I feel like a relic of another generation where women with ripped stockings snarled lyrics into microphones and smashed guitars. Rage against the patriarchy! Where did they go? Were all of them replaced by either nice girls singing about high school crushes, or skimpily-clad vixens? Jude Rogers for the Guardian asks the same question: Are there any angry women left in rock?
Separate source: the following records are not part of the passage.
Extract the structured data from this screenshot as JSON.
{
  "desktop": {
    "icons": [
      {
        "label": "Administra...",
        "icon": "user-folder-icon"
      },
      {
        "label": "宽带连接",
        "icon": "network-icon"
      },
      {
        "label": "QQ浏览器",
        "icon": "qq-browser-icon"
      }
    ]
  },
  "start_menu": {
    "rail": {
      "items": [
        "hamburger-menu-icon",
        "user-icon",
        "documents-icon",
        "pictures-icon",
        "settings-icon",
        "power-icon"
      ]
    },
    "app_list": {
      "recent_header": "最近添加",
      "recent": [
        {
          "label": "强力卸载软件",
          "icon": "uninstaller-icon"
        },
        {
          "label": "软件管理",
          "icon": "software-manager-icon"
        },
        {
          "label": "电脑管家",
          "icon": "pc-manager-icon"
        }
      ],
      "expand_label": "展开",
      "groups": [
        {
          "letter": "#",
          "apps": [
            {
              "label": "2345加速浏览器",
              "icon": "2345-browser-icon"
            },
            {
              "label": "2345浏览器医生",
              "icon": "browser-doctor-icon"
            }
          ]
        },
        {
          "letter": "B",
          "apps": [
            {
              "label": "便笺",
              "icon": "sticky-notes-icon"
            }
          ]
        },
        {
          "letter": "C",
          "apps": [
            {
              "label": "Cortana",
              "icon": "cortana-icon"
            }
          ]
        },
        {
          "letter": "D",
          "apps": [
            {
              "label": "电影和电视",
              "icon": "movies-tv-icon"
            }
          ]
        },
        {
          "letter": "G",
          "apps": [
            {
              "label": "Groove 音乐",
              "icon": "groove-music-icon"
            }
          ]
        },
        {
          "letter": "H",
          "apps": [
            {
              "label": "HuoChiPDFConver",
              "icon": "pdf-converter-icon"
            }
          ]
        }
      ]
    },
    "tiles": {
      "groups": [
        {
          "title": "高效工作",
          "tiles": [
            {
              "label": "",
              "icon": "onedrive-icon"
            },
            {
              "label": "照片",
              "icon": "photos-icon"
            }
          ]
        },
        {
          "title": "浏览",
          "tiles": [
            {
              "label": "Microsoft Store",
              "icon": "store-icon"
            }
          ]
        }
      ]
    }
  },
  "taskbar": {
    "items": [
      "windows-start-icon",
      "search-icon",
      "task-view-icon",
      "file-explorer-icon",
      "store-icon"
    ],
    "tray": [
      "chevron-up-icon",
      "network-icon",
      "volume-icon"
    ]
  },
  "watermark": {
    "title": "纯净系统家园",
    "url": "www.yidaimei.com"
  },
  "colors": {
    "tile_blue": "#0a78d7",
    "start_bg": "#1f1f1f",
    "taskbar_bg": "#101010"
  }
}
"...women in rock are rarely angry any more. It wasn't always this way. After the Runaways, a rush of punk performers – including Siouxsie Sioux and X-Ray Spex's Poly Styrene (who mocked people who thought "little girls should be seen and not heard") – and then later the riot grrrl groups of the early 1990s showcased women who offered empowering messages as they pummelled their guitar strings. Twenty years later, the charts are full of female musicians, so maybe their predecessors genuinely opened doors, and also broke down prejudices. But look behind the charts. Look, say, to the media. Look at Q magazine, for example, which still treats "women in rock" as a genre all of its own, and only featured three women on its cover in the last year, all in states of undress (Lady Gaga, Cheryl Cole and Lily Allen). Have women yet been accepted in rock music on their own terms?
You could argue that there will always be room at the top for those artists willing to "sex up their image," and that the raw, angry punk of the 70s, and later the riot grrrl bands of the 90s weren't exactly selling out arenas, but there was a small window of acceptance -- or at least curiosity -- especially in the early 90s with mainstream magazines featuring bands like Hole and Liz Phair. (Both sold a fair amount of records, I recall.) The charts may be littered with female artists, but at what price?